Any reason to go SAS? Will you be using overprovisioning in order to cope with the loss of TRIM in such a configuration? What Operating System will the array run.

You did not provide any background to your question, while it probably would be crucial to any advice you may get.
 
Have no issues with Areca 1880 series here. 2+GB cache and BBU highly recommended. Depending on your budget it could be cheap or not.
 
Looking to be spend about $500. I like SAS because the cabling is generally neater, but if the card is SATA for a good price that will work too.

RAID 0 or 5 (maybe in the future). OS will either be Win7x64 Ultimate or Server 2008 R2.

For drives I am currently using WD Blues.

No crap.
 
Using JMicron SSDs would indeed give you high sequential throughput, but even 10 of those SSDs in RAID0 will be slower than a single Intel or Crucial C300 when looking at random IOps at multi queue depth.

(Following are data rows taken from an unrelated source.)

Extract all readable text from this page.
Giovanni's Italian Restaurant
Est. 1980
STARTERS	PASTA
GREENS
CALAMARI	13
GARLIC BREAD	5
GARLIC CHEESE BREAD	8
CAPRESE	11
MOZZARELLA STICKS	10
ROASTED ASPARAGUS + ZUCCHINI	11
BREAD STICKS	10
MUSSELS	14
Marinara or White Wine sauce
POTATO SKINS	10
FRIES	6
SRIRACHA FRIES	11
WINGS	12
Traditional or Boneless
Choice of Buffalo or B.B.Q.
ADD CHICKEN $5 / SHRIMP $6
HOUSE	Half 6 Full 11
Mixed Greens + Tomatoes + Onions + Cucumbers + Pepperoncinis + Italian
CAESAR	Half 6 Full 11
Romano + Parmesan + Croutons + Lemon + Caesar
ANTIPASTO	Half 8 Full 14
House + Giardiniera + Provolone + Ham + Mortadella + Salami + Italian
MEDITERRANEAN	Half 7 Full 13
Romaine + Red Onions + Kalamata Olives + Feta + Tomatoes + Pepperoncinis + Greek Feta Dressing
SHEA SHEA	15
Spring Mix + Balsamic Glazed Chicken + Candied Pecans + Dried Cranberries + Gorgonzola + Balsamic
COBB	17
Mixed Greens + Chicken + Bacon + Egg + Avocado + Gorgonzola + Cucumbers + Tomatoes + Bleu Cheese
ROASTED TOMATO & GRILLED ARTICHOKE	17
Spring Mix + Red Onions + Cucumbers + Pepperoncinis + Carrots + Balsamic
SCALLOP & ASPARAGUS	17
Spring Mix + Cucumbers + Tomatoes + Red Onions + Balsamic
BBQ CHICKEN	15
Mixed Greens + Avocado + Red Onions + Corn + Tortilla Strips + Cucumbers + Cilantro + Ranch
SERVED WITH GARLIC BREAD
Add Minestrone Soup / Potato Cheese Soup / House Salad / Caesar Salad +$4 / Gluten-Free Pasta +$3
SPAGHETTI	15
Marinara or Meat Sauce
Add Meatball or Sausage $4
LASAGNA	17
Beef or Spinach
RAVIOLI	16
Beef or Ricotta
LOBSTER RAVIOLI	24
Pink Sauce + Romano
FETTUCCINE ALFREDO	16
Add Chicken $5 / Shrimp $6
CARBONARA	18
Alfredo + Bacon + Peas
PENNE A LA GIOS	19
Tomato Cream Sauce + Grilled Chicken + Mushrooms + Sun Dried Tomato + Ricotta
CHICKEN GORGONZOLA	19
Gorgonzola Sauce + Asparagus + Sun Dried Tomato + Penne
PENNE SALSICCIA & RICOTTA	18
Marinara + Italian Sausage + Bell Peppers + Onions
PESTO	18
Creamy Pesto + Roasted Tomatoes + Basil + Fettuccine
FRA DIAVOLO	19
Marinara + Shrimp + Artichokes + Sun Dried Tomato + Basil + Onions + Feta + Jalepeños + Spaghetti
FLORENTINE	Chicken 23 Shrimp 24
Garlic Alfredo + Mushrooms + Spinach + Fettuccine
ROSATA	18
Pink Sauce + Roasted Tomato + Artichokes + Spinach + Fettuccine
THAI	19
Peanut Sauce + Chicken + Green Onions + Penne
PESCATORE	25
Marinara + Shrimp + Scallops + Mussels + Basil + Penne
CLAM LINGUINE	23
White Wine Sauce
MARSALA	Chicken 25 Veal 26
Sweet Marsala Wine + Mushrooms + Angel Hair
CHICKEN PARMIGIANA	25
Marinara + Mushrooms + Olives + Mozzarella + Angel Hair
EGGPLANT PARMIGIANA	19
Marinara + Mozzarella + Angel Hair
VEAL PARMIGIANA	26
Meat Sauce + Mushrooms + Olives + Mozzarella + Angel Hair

If you care about Random I/O you should not be buying JMicron/Indilinx/Toshiba NAND controllers. The JMicrons are very good at sequential write in particular, though. They do use aggressive GC, so the lifetime of these products is lower than say Intel SSDs.

An onboard Intel RAID controller with RAM writeback ("write caching" option) would be a much cheaper and likely faster option, except for sustained sequential write.
 
raid controllers coming out will be x16 and have cut-through mode which is simple raid with no cache/smart controls. let the drives do their job.

^^^ historically less functionality means it will cost more $$$ !!